Conducted by Sapio Research on behalf of Banyan Security, the survey found more than half of respondents (53%) have begun to roll out zero-trust solutions, with another 44% still in the early planning stages.
The primary reasons for making the shift are secure remote access (48%), improving the end-user experience (34%) and eliminating exposure to VPN vulnerabilities (34%).
A full 82% also said they would likely implement zero-trust network access (ZTNA) if there was an easily deployable, inexpensive option. Nevertheless, nearly half of respondents (46%) also noted that modern, secure remote access is not a priority at this time.
Den Jones, chief security officer for Banyan Security, said the survey suggested that organizations are finding it challenging to quickly move away from VPNs even though they typically lack application-level access controls and more advanced integrated security capabilities.
As a result, more organizations will be looking to consume zero-trust security solutions as a cloud service managed on their behalf in large part because there is still a lot of confusion concerning what constitutes a zero-trust solution, noted Jones.

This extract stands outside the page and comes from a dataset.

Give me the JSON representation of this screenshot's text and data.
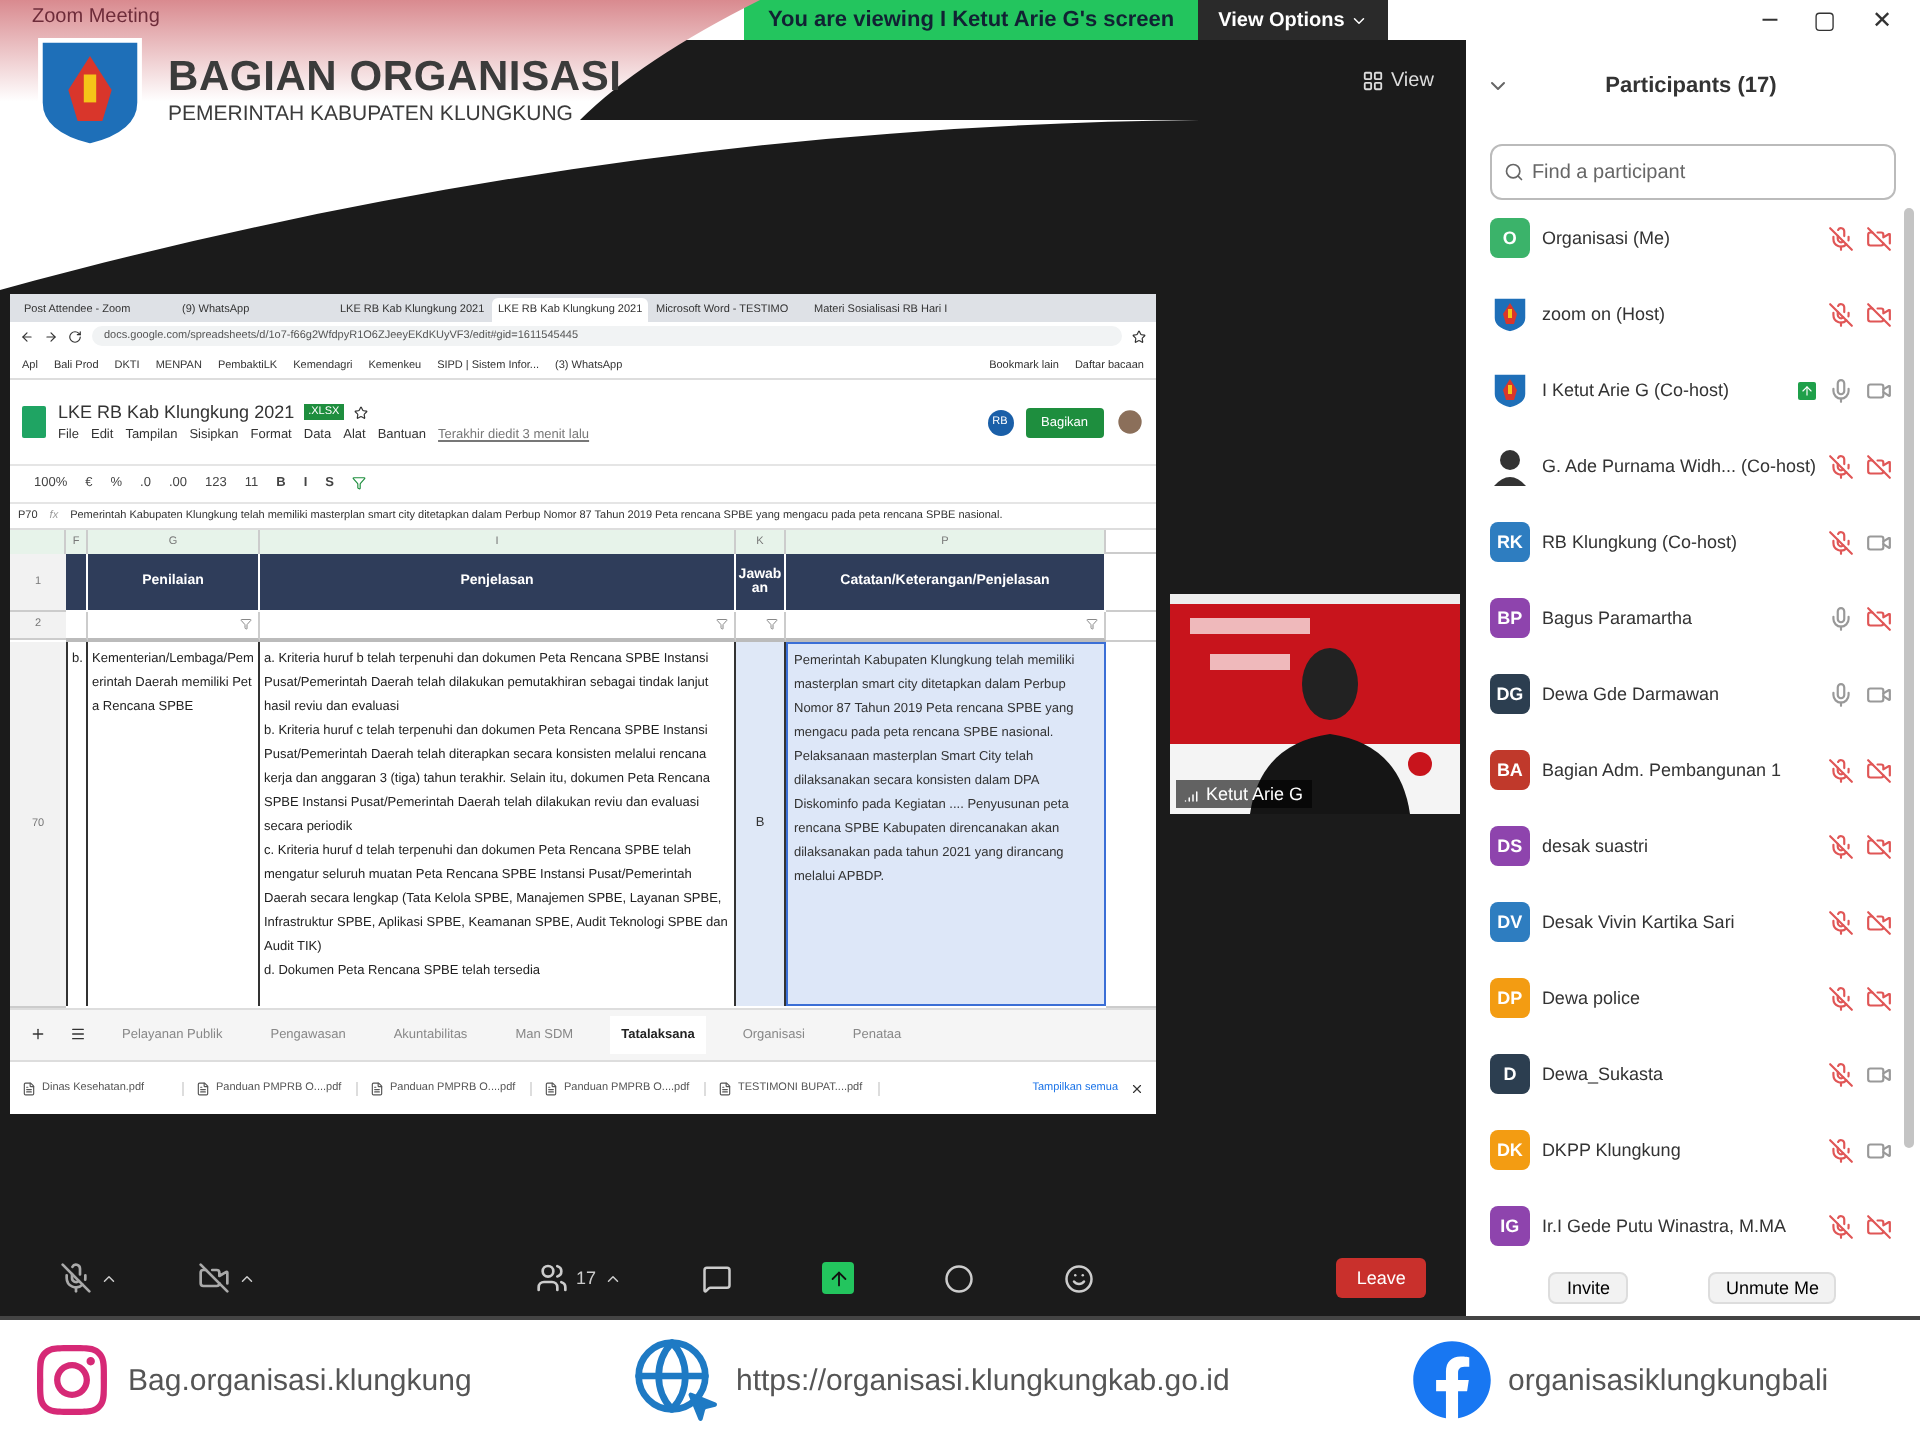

There’s simply not enough understanding of the layers of security that need to be applied to achieve that goal, he added.
Nearly two-thirds of organizations (62%) also identified cost/budget constraints as the biggest barriers (62%) for VPN users to adopt ZTNA, with 30% of organizations using VPNs reporting it would be difficult to implement ZTNA infrastructure in their current security environment.
In fact, right now, the blind may be leading the blind because too many IT and cybersecurity professionals still view VPNs as enabling zero-trust; it’s already been shown many VPNs are highly vulnerable, said Jones.
Zero-trust IT, of course, is hardly a new idea. The challenge is achieving that goal using software versus trying to implement it by locking down hardware. The latter approach has already been tried with limited success. End users today expect IT and cybersecurity teams to be able to ensure security without adversely impacting their application experience. That’s a tall order for more internal IT organizations to achieve on their own. One of the primary benefits of shifting to the cloud is it enables organizations to rely more on the expertise of specialists to manage services on their behalf. A cloud service also provides the added value of checking the security posture of both applications and devices any time a remote user connects to a network, noted Jones.
It’s not clear at what rate the shift to zero-trust IT will accelerate the transition to the cloud. However, it’s hard to see how that might be accomplished in an age where end users are accessing applications running in the cloud or on-premises IT environments from almost anywhere. The days when cybersecurity and IT teams could expect the bulk of end users to be protected behind a network firewall are now all but over.